More:Decades after Golden Venture, York County is an immigration detention hub

More:Trump threatens to deport millions beginning next week

ICE officials have said, however, that the agency lacks the resources to remove all of the nation's estimated 11 million undocumented immigrants in a single move, The Hill reported on Tuesday.

Yet the agency is still dedicated to carrying out the president's immigration policies by rounding up immigrants, officials said.

Daniel Pell, a Springettsbury Township-based immigration attorney, also doubted the administration has the resources to pull off an operation on the scale first described by Trump. But that won't quell the fear among local immigrants.

"I suspect I'll have a lot of calls which will be centered around 'How can you help me? I'm afraid to go out of my house,"" Pell said. "It will definitely cause fear."

Since the administration is targeting immigrants that have already been ordered to be deported, Pell said, the only thing he could do is ask the immigration court for the board of appeals to reopen the cases. 

But reopening cases is a difficult task and is different on a case-by-case basis, he said.

Rosina Stambaugh, another Springettsbury Township-based immigration attorney, was unable to comment because of an already massive caseload, a representative at the office said.

As York is considered a "welcoming city," York City Police do not actively enforce immigration laws, nor do they hold suspected undocumented immigrants to later be detained by ICE, said Mayor Michael Helfrich.

If there were widespread ICE raids within city limits, officers would only go to the scene to ensure the safety of residents and those involved in what could potentially be a violent confrontation between immigrants and ICE agents.

"Our police have enough work to do, and it's important that we build trust in the community," Helfrich said. "I feel that we have found our proper role in providing the safest city possible with the limited number of resources we have."
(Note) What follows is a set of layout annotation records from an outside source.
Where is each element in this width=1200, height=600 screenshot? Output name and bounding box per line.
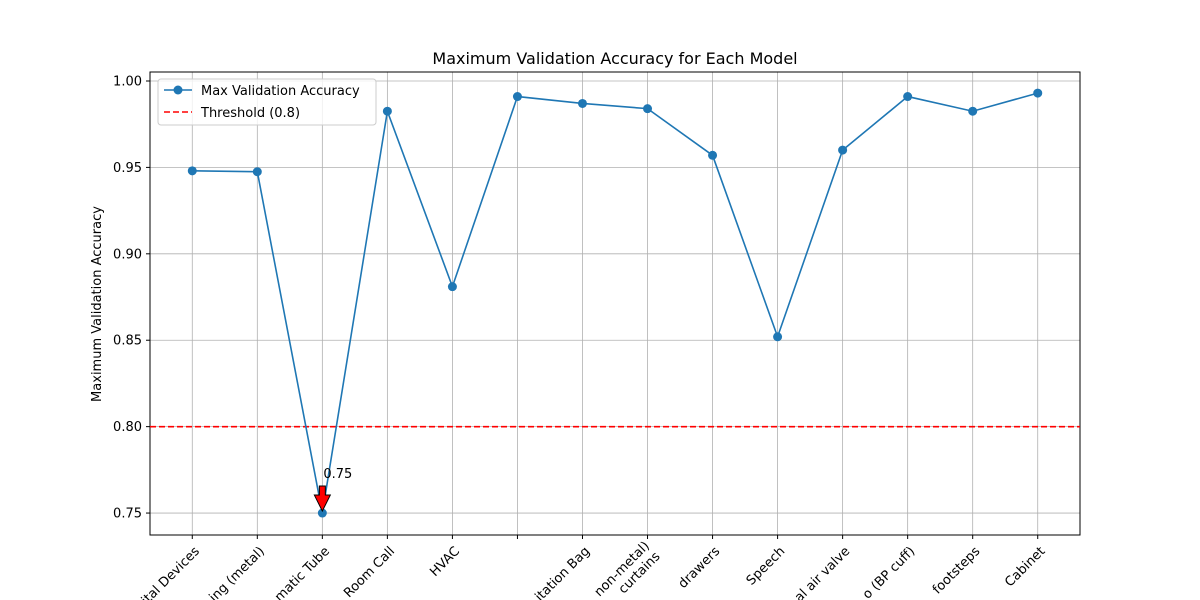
y-tick-label: 1.00 <box>113 74 142 89</box>
data-point <box>577 98 587 108</box>
data-point <box>317 508 327 518</box>
y-axis-label: Maximum Validation Accuracy <box>90 206 105 402</box>
annotation-arrow <box>313 485 332 513</box>
data-point <box>903 92 913 102</box>
data-point <box>447 282 457 292</box>
data-point <box>187 166 197 176</box>
y-tick-label: 0.75 <box>113 507 142 522</box>
legend-marker <box>173 85 183 95</box>
chart-title: Maximum Validation Accuracy for Each Mod… <box>432 49 797 68</box>
data-point <box>252 167 262 177</box>
data-point <box>968 106 978 116</box>
plot-frame <box>149 71 1081 536</box>
data-point <box>1033 88 1043 98</box>
annotation-text: 0.75 <box>323 467 352 482</box>
y-tick-label: 0.90 <box>113 247 142 262</box>
legend-box <box>157 78 377 126</box>
data-point <box>382 106 392 116</box>
data-point <box>773 332 783 342</box>
legend-label: Max Validation Accuracy <box>201 84 360 99</box>
y-tick-label: 0.85 <box>113 334 142 349</box>
legend: Max Validation Accuracy Threshold (0.8) <box>157 78 377 126</box>
series-line <box>192 92 1038 514</box>
y-tick-label: 0.95 <box>113 161 142 176</box>
data-point <box>643 104 653 114</box>
data-point <box>838 145 848 155</box>
y-tick-label: 0.80 <box>113 420 142 435</box>
data-point <box>512 92 522 102</box>
data-point <box>708 150 718 160</box>
legend-label: Threshold (0.8) <box>200 106 300 121</box>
ICE has not reached out to city officials ahead of next week's potential crackdown, Helfrich said. But still, he said his biggest fear is that such rhetoric can hinder the trust immigrants have in the local police.

Organizers from CASA, a regional immigrant-advocacy nonprofit with an office in York City, have said the "welcoming city" designation isn't enough. And with Trump's most recent threats, they said, it's more clear than ever it needs to become a "sanctuary city."

But York can't become a sanctuary city — a phrase that's more rhetorical than legal  —  because a key aspect of the designation is a refusal to detain immigrants after their release date, Helfrich asserted. Since York City doesn't manage a prison, it can't obtain that classification, he said.

While the city is doing what it can do shelter the immigrant population, at least one of the members of Congress representing the county is backing the Trump administration's efforts.

"I support the Trump Administration enforcing the laws that Congress has passed," said U.S. Rep. Lloyd Smucker, R-Lancaster, adding further border reform is needed to "ensure our nation does not continue to face mass illegal immigration."

Trump's immigration aspirations also have been questioned because of the lack of resources to house immigrants. Thousands of immigrants are already in camps along the southern border, where six children have died since September.

The York County Prison, home to one of more than 200 authorized ICE detainment centers in the U.S., is among the top three largest on the East Coast, with an 800-detainee capacity.

And as of Wednesday, there are 787 beds occupied as the county continues to write up a new contract with ICE, said county spokesman Mark Walters.

When asked whether the facility could handle an influx of detainees, Walters declined to comment because the county "won't discuss hypotheticals" and directed inquiries to ICE.

The agency didn't respond for comment by deadline.